DT - Chegaste à Força Aérea em 3 de Maio de 1966. Quando aplicaste para o Curso de Amanuenses uma pequena mentira na aplicação ia estragando tudo. Podes falar deste pormenor?
FS - Sim, estava a preencher o formulário inicial para provas físicas e testes de avaliação na BA3 em Tancos e tinha feito amizade com um indivíduo de Barcelos, que me disse que pusesse que tinha experiência de escritório e contabilidade e eu assim fiz. Depressa descobriram que não era verdade, despacharam-me para outro lado. Ali a maioria sabia tudo, alguns escreviam à máquina quase de olhos fechados.
Mas havia a possibilidade de um tempo de aprendizagem na arte de escrever à máquina, fiz por isso. Na parte física não havia problema, agora o resto tinha de conquistar e dediquei-me. Aprendi a escrever à máquina. Nas provas de avaliação quem tivesse menos de 10, passava pelo barbeiro e recebia guia de marcha para o Exército. Não passei por essa vergonha, a minha nota foi 13.5 e o máximo era 15.

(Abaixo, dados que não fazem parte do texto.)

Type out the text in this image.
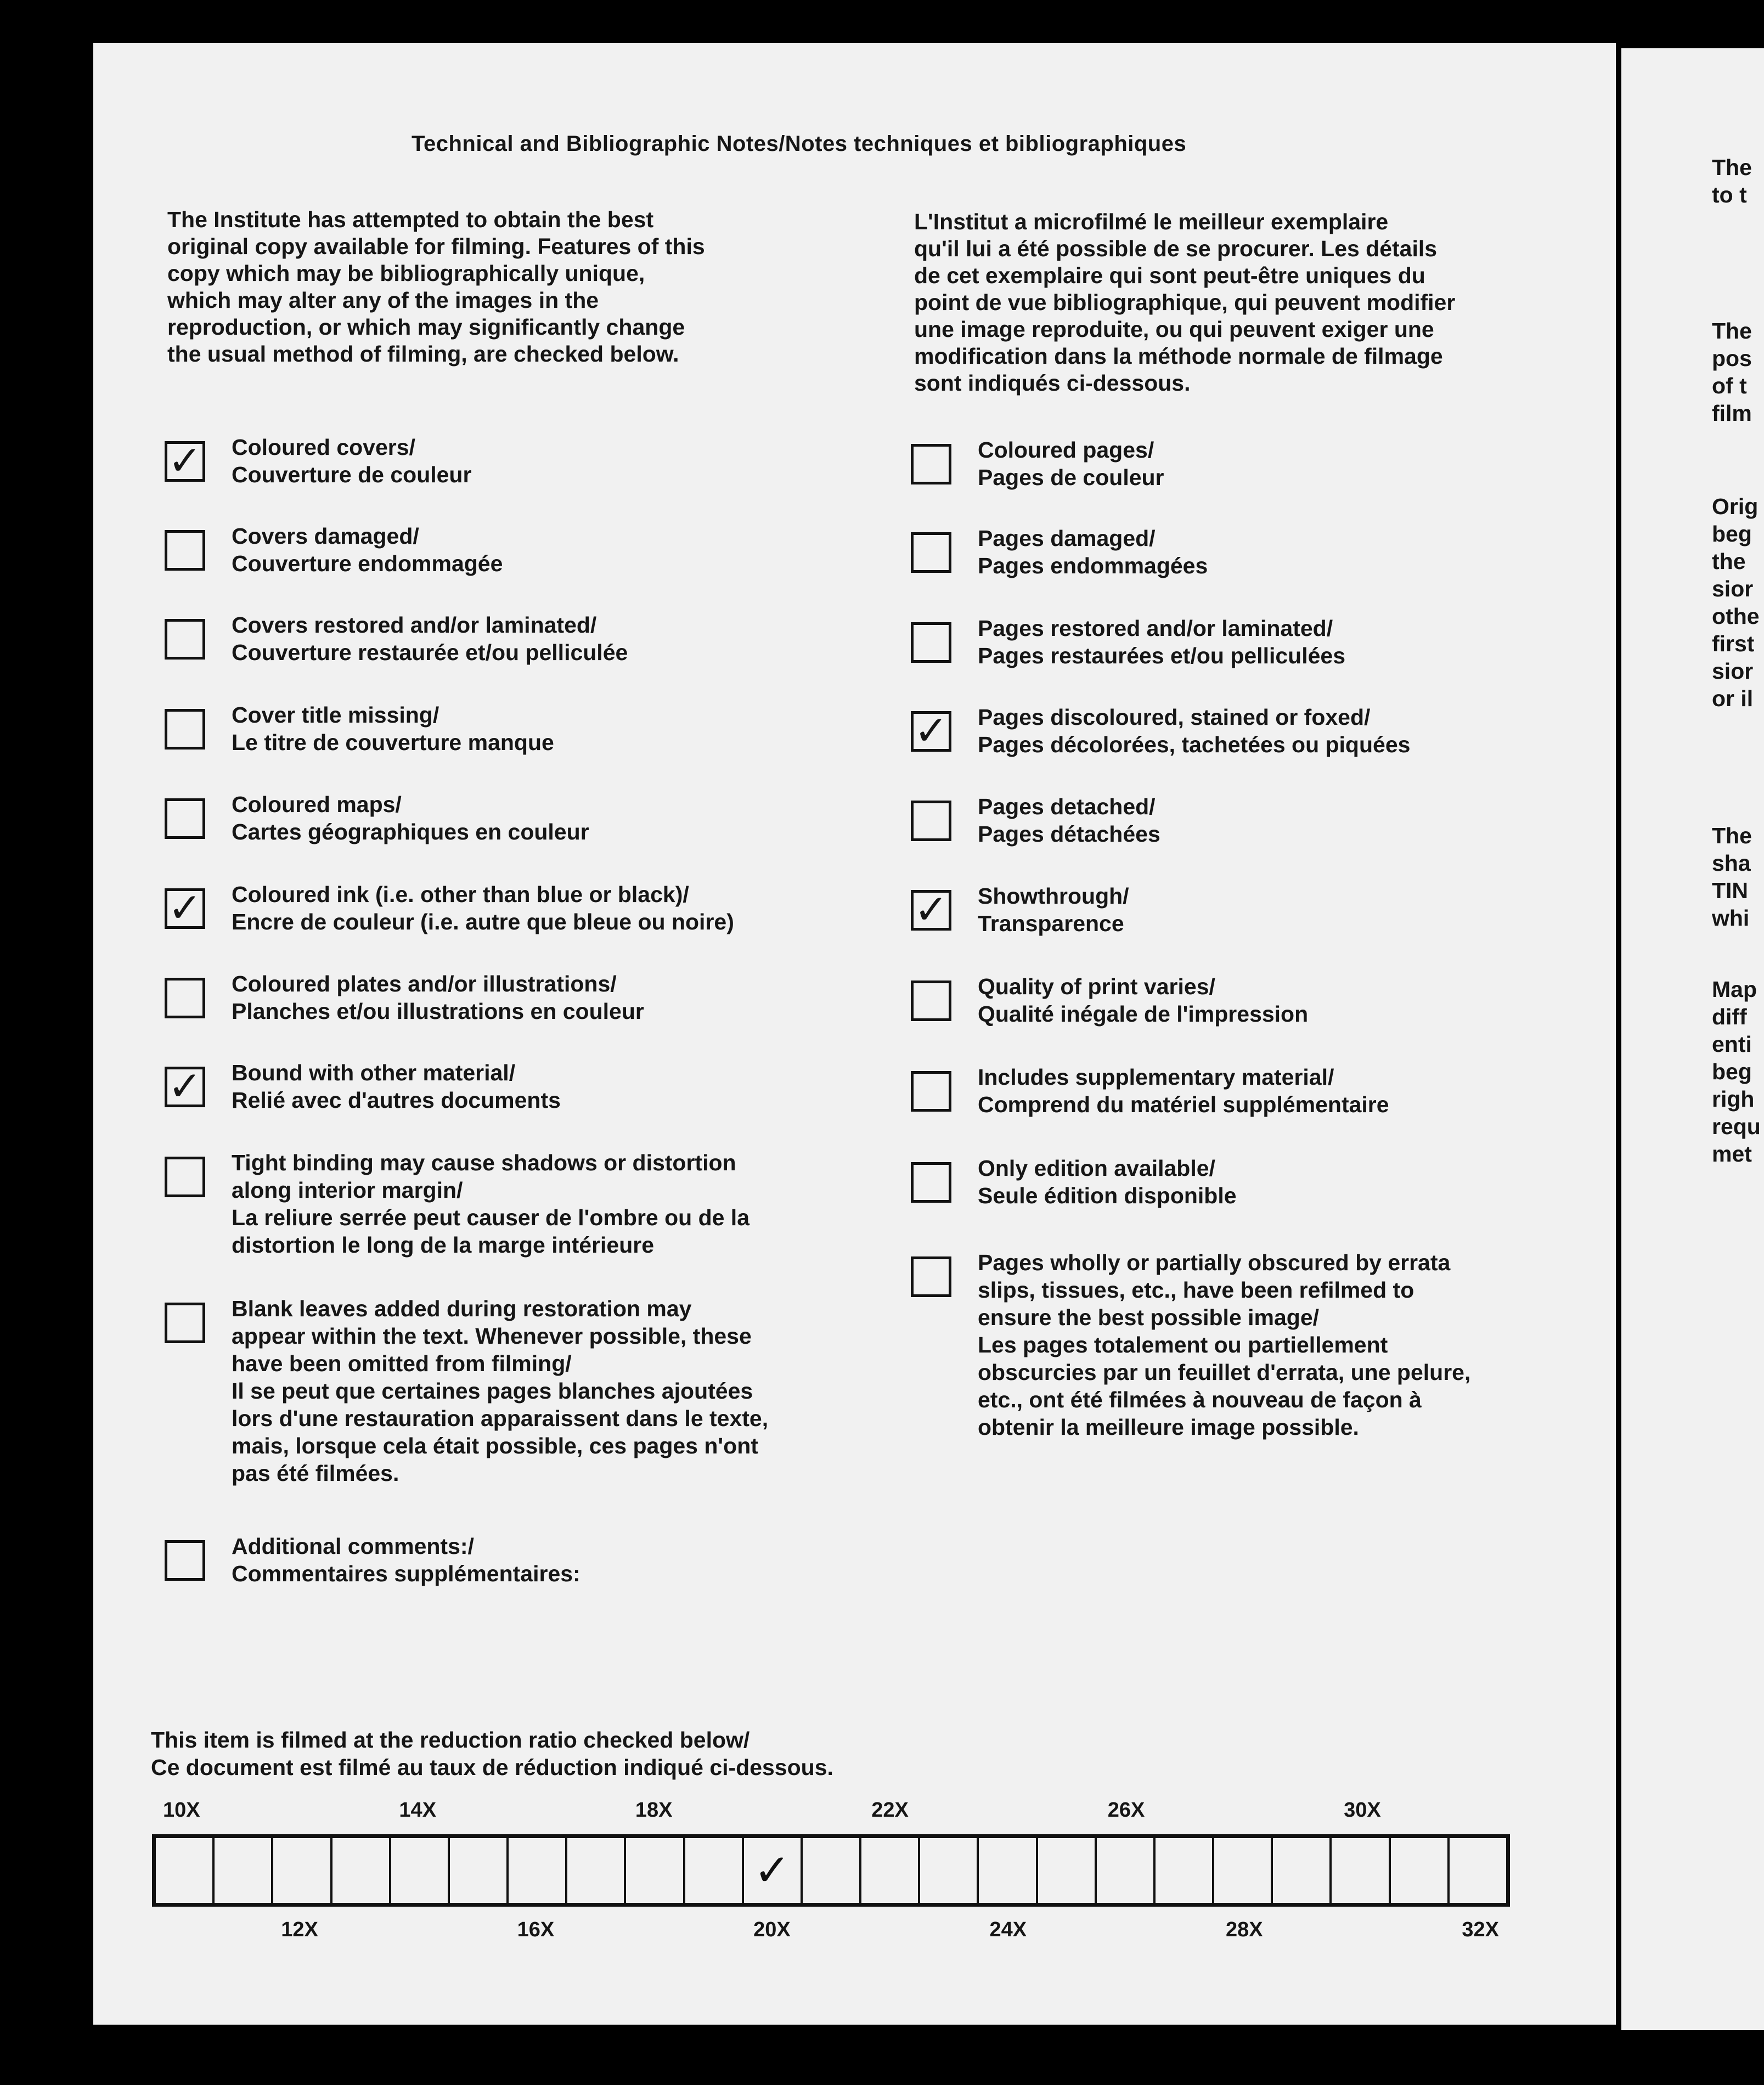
Technical and Bibliographic Notes/Notes techniques et bibliographiques
The Institute has attempted to obtain the best
original copy available for filming. Features of this
copy which may be bibliographically unique,
which may alter any of the images in the
reproduction, or which may significantly change
the usual method of filming, are checked below.
L'Institut a microfilmé le meilleur exemplaire
qu'il lui a été possible de se procurer. Les détails
de cet exemplaire qui sont peut-être uniques du
point de vue bibliographique, qui peuvent modifier
une image reproduite, ou qui peuvent exiger une
modification dans la méthode normale de filmage
sont indiqués ci-dessous.
✓ Coloured covers/
Couverture de couleur
Covers damaged/
Couverture endommagée
Covers restored and/or laminated/
Couverture restaurée et/ou pelliculée
Cover title missing/
Le titre de couverture manque
Coloured maps/
Cartes géographiques en couleur
✓ Coloured ink (i.e. other than blue or black)/
Encre de couleur (i.e. autre que bleue ou noire)
Coloured plates and/or illustrations/
Planches et/ou illustrations en couleur
✓ Bound with other material/
Relié avec d'autres documents
Tight binding may cause shadows or distortion
along interior margin/
La reliure serrée peut causer de l'ombre ou de la
distortion le long de la marge intérieure
Blank leaves added during restoration may
appear within the text. Whenever possible, these
have been omitted from filming/
Il se peut que certaines pages blanches ajoutées
lors d'une restauration apparaissent dans le texte,
mais, lorsque cela était possible, ces pages n'ont
pas été filmées.
Additional comments:/
Commentaires supplémentaires:
Coloured pages/
Pages de couleur
Pages damaged/
Pages endommagées
Pages restored and/or laminated/
Pages restaurées et/ou pelliculées
✓ Pages discoloured, stained or foxed/
Pages décolorées, tachetées ou piquées
Pages detached/
Pages détachées
✓ Showthrough/
Transparence
Quality of print varies/
Qualité inégale de l'impression
Includes supplementary material/
Comprend du matériel supplémentaire
Only edition available/
Seule édition disponible
Pages wholly or partially obscured by errata
slips, tissues, etc., have been refilmed to
ensure the best possible image/
Les pages totalement ou partiellement
obscurcies par un feuillet d'errata, une pelure,
etc., ont été filmées à nouveau de façon à
obtenir la meilleure image possible.
This item is filmed at the reduction ratio checked below/
Ce document est filmé au taux de réduction indiqué ci-dessous.
10X	14X	18X	22X	26X	30X
✓
12X	16X	20X	24X	28X	32X
The
to t
The
pos
of t
film
Orig
beg
the
sior
othe
first
sior
or il
The
sha
TIN
whi
Map
diff
enti
beg
righ
requ
met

Entretanto tirei um curso rápido de "Intendência de Messes" e comecei, na Esquadra de Radar nº.12 em Paços de Ferreira, a ser responsável pelas compras para o abastecimento da Messe. Transformei aquilo num ‘super hotel’ e ainda houve tempo para jogar no Paços de Ferreira até à altura de um acidente me mandar durante um mês para o Hospital Militar no Porto, após um treino no Estádio das Antas, a pedido de Virgílio Mendes, antigo jogador do Porto e ao tempo meu treinador no Paços.
Depois mudei de ideias e pedi para sair da Esquadra de Radar em Paços de Ferreira. Mandaram-me para a Secretaria de Estado da Aeronáutica em Lisboa, mas aquartelado em Monsanto, fartei-me depressa…

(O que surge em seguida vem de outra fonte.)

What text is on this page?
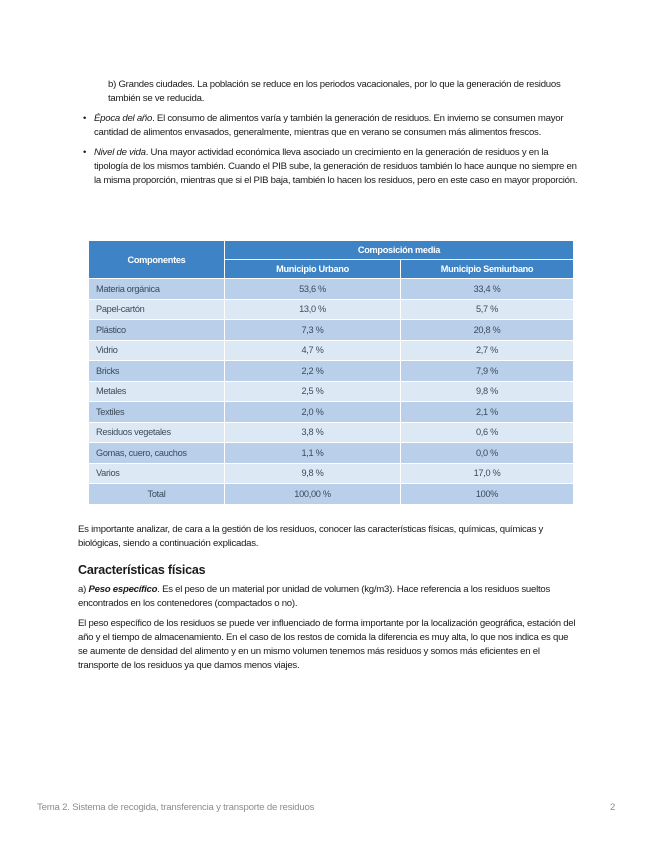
b) Grandes ciudades. La población se reduce en los periodos vacacionales, por lo que la generación de residuos también se ve reducida.
• Época del año. El consumo de alimentos varía y también la generación de residuos. En invierno se consumen mayor cantidad de alimentos envasados, generalmente, mientras que en verano se consumen más alimentos frescos.
• Nivel de vida. Una mayor actividad económica lleva asociado un crecimiento en la generación de residuos y en la tipología de los mismos también. Cuando el PIB sube, la generación de residuos también lo hace aunque no siempre en la misma proporción, mientras que si el PIB baja, también lo hacen los residuos, pero en este caso en mayor proporción.
Componentes	Composición media	
	Municipio Urbano	Municipio Semiurbano
Materia orgánica	53,6 %	33,4 %
Papel-cartón	13,0 %	5,7 %
Plástico	7,3 %	20,8 %
Vidrio	4,7 %	2,7 %
Bricks	2,2 %	7,9 %
Metales	2,5 %	9,8 %
Textiles	2,0 %	2,1 %
Residuos vegetales	3,8 %	0,6 %
Gomas, cuero, cauchos	1,1 %	0,0 %
Varios	9,8 %	17,0 %
Total	100,00 %	100%
Es importante analizar, de cara a la gestión de los residuos, conocer las características físicas, químicas, químicas y biológicas, siendo a continuación explicadas.
Características físicas
a) Peso específico. Es el peso de un material por unidad de volumen (kg/m3). Hace referencia a los residuos sueltos encontrados en los contenedores (compactados o no).
El peso específico de los residuos se puede ver influenciado de forma importante por la localización geográfica, estación del año y el tiempo de almacenamiento. En el caso de los restos de comida la diferencia es muy alta, lo que nos indica es que se aumente de densidad del alimento y en un mismo volumen tenemos más residuos y somos más eficientes en el transporte de los residuos ya que damos menos viajes.
Tema 2. Sistema de recogida, transferencia y transporte de residuos	2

DT - E surgiu-te a ideia de te aventurares a ir para Angola onde passaste a ter outras responsabilidades, não foi?
FS - Pois foi assim mesmo. Ofereci-me para ir para Angola. Cheguei à base do AB4 a 25 de Abril de 1967. Decidi-me pelo AB4 a conselho de alguns companheiros.
O AB4 era um Aeródromo pequeno, com muito pouco pessoal, em Henrique de Carvalho, na zona leste nas chamadas terras da Lunda.
Deram-me a possibilidade de amoldar a secção de Tesouraria e Vencimentos, com a responsabilidade de Cantinas, Messes, pagamentos de Subvenções para familiares na Metrópole, descontos para os Serviços Sociais das Forças Armadas e mais uma data de coisas. O serviço era feito antes por dois indivíduos da Polícia Aérea, havia para ali montes de problemas. O chefe daquilo era um Capitão ainda novo formado em economia que me disse: “tu vais separar esses dossiês e organizá-los”. Fiz o que podia e o que sabia, que já nessa altura sabia muito, e assim fiquei à frente da secção de Tesouraria. Depois rebentou a guerrilha na Zona Leste, começaram a aparecer reforços, em pouco tempo já éramos uns seiscentos. No meu serviço de vencimentos e tesouraria entraram mais seis elementos, dois oficiais e quatro sargentos. Os meus chefes, o Capitão Lobo da Fonseca e o Segundo Comandante Aníbal Pinho Freire, fizeram notar que ali não havia postos mas sim a qualidade do trabalho, mas os tipos não queriam responsabilidade, eu estava cansado, era muito trabalho, em certos dias obrigavam-me a dirigir toda a organização de defesa da base e às vezes os paióis, foi assim no 10 de Junho, Natal, Ano Novo e Reis. Mas, a verdade é que aqueles gajos pouco se importavam e iam dormir sempre descansados…
DT - E há um facto curioso, tu fizeste parte de uma equipa que fez a primeira investigação à corrupção na Força Aérea. Podes recordar?
FS - Foi um trabalho exaustivo e eu participei nele com o Coronel João da Cruz Novo, que era o Comandante da Base, o Cap. Lobo da Fonseca e o segundo Comendante Major Aníbal de Pinho Freire, mais tarde General Freire, e que terminou com sete anos de prisão para os tipos que chefiavam as compras para a Cantina e para as Messes. Sinto-me orgulhoso por ter feito parte desta investigação.
Foi na Força Aérea que a minha auto-estima veio ao de cima e aprendi que os sonhos são possíveis se corrermos atrás deles, se nos dedicarmos.